NcRNAs, including miRNAs, lncRNAs, and circRNAs, can be detected in the serum, plasma, sputum, or urine of COPD patients and may serve as diagnostic biomarkers or prognostic indicators. Notably, the abnormal expression of these ncRNAs has been linked to the various pathophysiological processes of COPD, underscoring their feasibility as a novel therapeutic modality for COPD. In addition, there are many other less studied ncRNA classes, such as piRNAs and tsRNAs, that may warrant further exploration of their precise function and mechanism in COPD. In the past several years, studies on the crosstalk of lncRNA/circRNA-miRNA-mRNA in the pathogenesis of many diseases, including COPD, have received increasing attention; this will likely open a new horizon for the identification of therapeutic targets for COPD.

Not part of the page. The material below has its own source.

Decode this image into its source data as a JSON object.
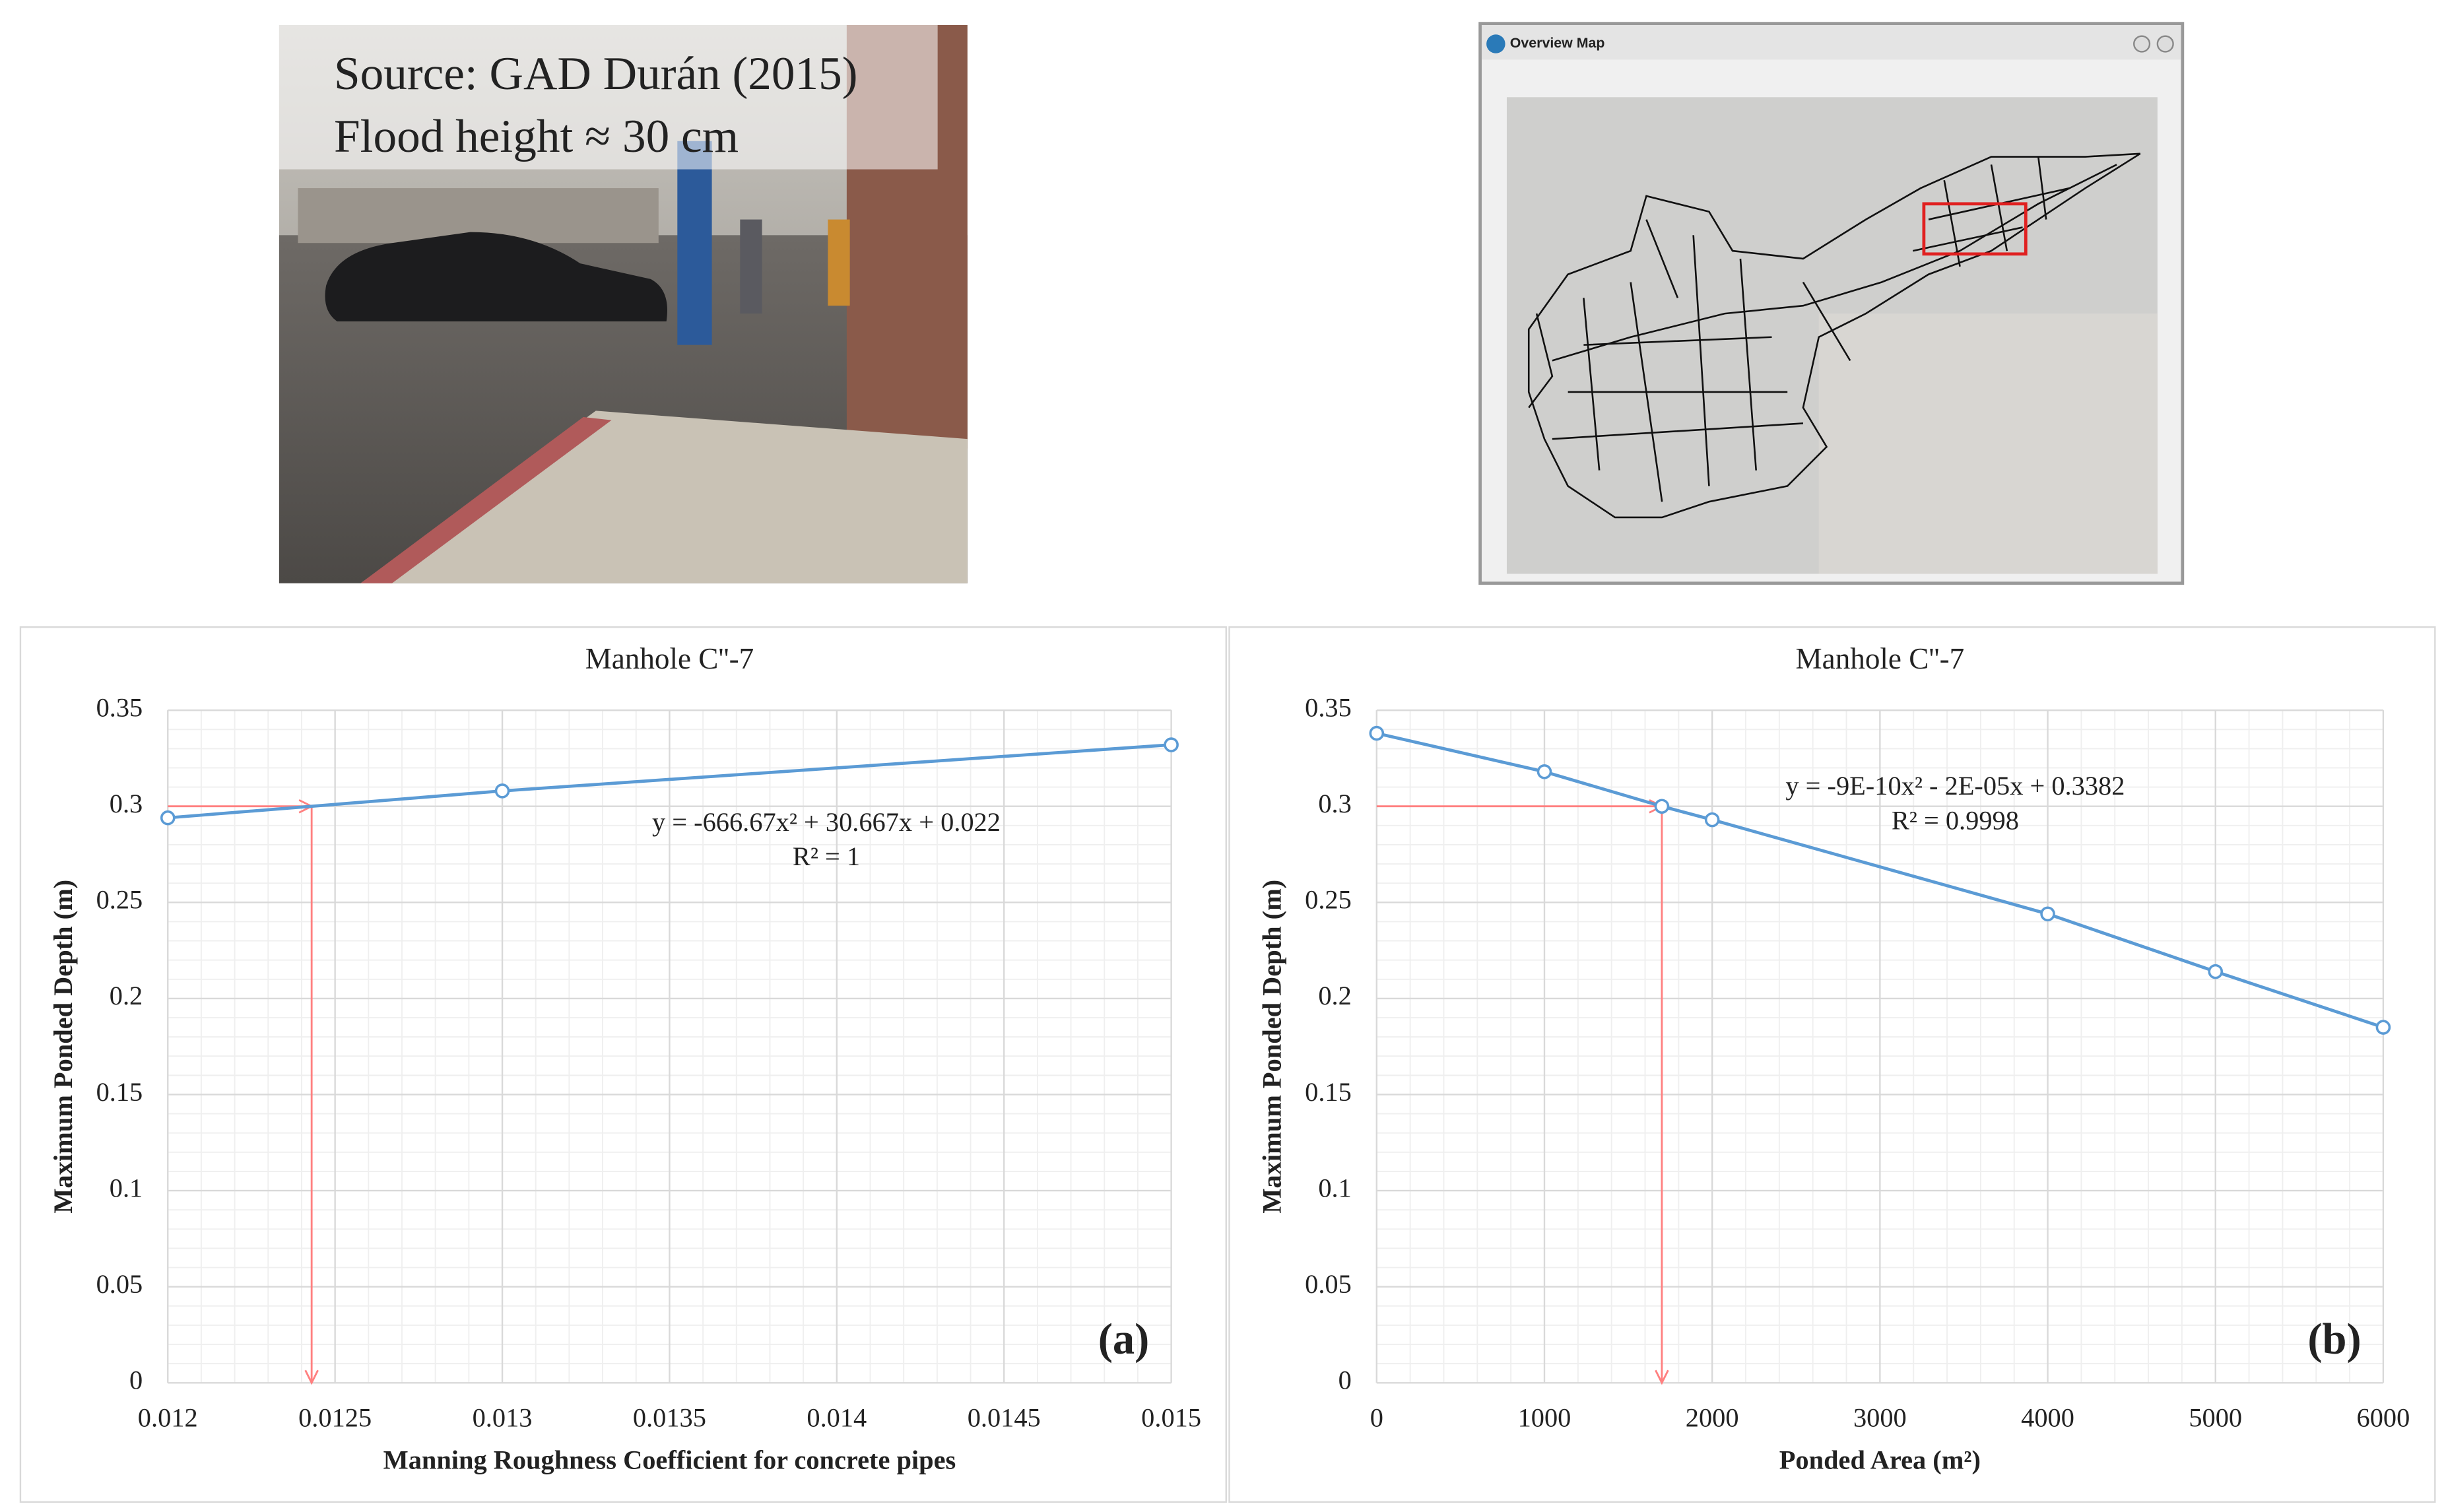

There are several challenges to overcome regarding the clinical application of ncRNAs. First, a large number of investigations have discovered various ncRNAs for identifying COPD, acute exacerbations, and comorbidities. The screening and development of the optimal ncRNA will require further studies involving larger sample sizes. Second, the development of diagnostic biomarkers found in urine, sputum, or blood would avoid the need for invasive procedures associated with tissue collection. Given that ncRNAs are often expressed at lower levels than protein-coding genes, more research is needed to identify candidates that are highly stable and easily detected in body fluids. Third, regulation of the pharmacological action of ncRNA in the COPD model is mainly dependent on small interfering RNAs, short hairpin RNAs, miRNA mimics, and anti-microRNAs. Antisense oligonucleotides (ASOs) or custered regularly interspaced short palindromic repeats (CRISPR) may also be worth exploring for the treatment of COPD. However, safety issues associated with random mutations of target sites should be assessed. If there are abnormal changes such as large fragment loss and chromosome rearrangement, the safety issues will be too risky. In addition, ncRNA drugs are usually given intravenously for cancer patients, while in COPD, direct delivery to the lungs by inhalation is the most effective way to reduce systemic adverse effects. However, the stability and economic benefits of ncRNAs must be considered and optimized. Improvements in oligonucleotide chemistry, editing efficiency and accuracy of target sites, and delivery methods should continuously be pursued in future studies to mitigate these issues. Finally, ncRNAs can regulate multiple genes simultaneously; therefore, special precautions to minimize off-target adverse effects must be made.

To conclude, there is growing evidence that ncRNAs may be useful for diagnosing and treating COPD, and a large ncRNA network is being established to explore their possible mechanisms of action in the disease. Although our understanding of ncRNAs in COPD is still at an early stage, the discovery of ncRNAs has opened a new chapter in the history of medicine, one that promises to improve the way that COPD is diagnosed and treated. It is expected that genetic diagnosis and therapeutics based on ncRNA will be widely available in the future.